It is a great pleasure to follow Leo Docherty, who made an excellent case and covered quite a lot of areas I would like to cover.
I want to declare an interest: I went to China through the all-party parliamentary China group, although that was in September 2017, so it was a long time ago. As a result, I formed the all-party parliamentary group for the belt and road initiative and China-Pakistan economic corridor, which is working hard to get UK businesses involved in the multitrillion-dollar belt and road initiative.
I appreciate that the subject of this debate is wide ranging, but I will limit my remarks to the issue of international trade policy. The key question for UK trade policy towards China is how best to engage with the belt and road initiative, which is China’s signature foreign policy. Last week, I chaired a panel discussion on Britain, Brexit and the belt and road initiative. As we prepare to leave the world’s single largest trading bloc, I asked how post-Brexit Britain should respond to China’s BRI, the world’s biggest ongoing infrastructure project. If Britain is to take a lead as an upholder of the multilateral, rule-based system, we need to be asking ourselves that question. Estimates of China’s intended investment in the BRI range from $1 trillion to $8 trillion; it is a project on an unprecedented scale, yet UK awareness and understanding of it are very limited.
At the belt and road forum two years ago, the Chancellor described the UK as a “natural partner” in that project. It is true that this country is well placed to complement that initiative. There is a lot of scope for the UK’s strong legal, professional and technical services sectors to support the delivery of BRI projects. Britain also has deep historical ties with China, as well as with key BRI partner countries, such as Pakistan. A project of that scale needs international co-operation and partnership, which is something we are well placed to provide. However, our international co-operation must be tied to a commitment to uphold human rights, as well as social and environmental protections. The hon. Member for Aldershot mentioned the Uyghur community in north-west China, as well as the significant role that China can play in climate change. That is really important.
Too often, we are offered two competing visions of China: the paranoid western image of China as a threat to the global order, often endorsed by advocates of Trump’s protectionism, or the image of China as a benevolent state, which is promoted by its state officials. If we are to cut through those narratives, we need to strengthen our multilateral institutions.

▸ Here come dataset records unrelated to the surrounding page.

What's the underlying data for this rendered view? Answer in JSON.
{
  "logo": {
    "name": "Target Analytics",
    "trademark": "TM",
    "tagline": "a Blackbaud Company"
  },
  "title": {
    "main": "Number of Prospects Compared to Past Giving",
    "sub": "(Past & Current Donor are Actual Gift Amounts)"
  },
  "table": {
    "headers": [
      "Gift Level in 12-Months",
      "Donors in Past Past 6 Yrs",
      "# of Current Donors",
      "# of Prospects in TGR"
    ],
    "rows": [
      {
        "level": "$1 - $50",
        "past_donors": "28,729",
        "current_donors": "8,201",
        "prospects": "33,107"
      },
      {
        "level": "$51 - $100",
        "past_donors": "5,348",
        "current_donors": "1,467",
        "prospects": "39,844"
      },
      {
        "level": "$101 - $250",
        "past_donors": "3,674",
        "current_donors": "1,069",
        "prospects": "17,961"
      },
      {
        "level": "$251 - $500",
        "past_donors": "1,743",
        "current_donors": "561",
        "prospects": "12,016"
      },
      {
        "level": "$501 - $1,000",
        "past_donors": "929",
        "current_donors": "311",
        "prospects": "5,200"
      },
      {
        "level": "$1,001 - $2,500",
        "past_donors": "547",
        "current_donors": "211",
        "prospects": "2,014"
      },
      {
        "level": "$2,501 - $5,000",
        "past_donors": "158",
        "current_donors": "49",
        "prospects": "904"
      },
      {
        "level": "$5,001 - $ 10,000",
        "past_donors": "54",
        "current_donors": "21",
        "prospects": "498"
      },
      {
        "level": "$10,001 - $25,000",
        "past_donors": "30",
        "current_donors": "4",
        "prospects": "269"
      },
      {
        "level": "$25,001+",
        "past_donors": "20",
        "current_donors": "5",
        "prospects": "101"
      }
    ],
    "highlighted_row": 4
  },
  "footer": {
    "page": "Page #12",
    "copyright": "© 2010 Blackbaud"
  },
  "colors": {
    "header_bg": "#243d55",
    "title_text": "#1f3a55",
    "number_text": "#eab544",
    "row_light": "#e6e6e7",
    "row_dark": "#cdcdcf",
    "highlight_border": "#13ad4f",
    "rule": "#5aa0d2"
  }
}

At the heart of the BRI is a spirit of mutual co-operation, but China can best embody that spirit by acting with more transparency, embedded in the rules-based international order. The UK can be at the forefront of that order by acting as a strong, independent voice on the global stage. In doing so, we can reject the failed doctrines of free trade orthodoxy and Trump’s tariff wars, to promote a just trade agenda.
In an era when unilateralism and protectionism are on the rise, it is more important than ever that we reject self-imposed isolation and explore fresh opportunities for UK businesses overseas. Under the right leadership, we can do that in a way that reflects our core values of mutual respect and shared prosperity. China should be no exception.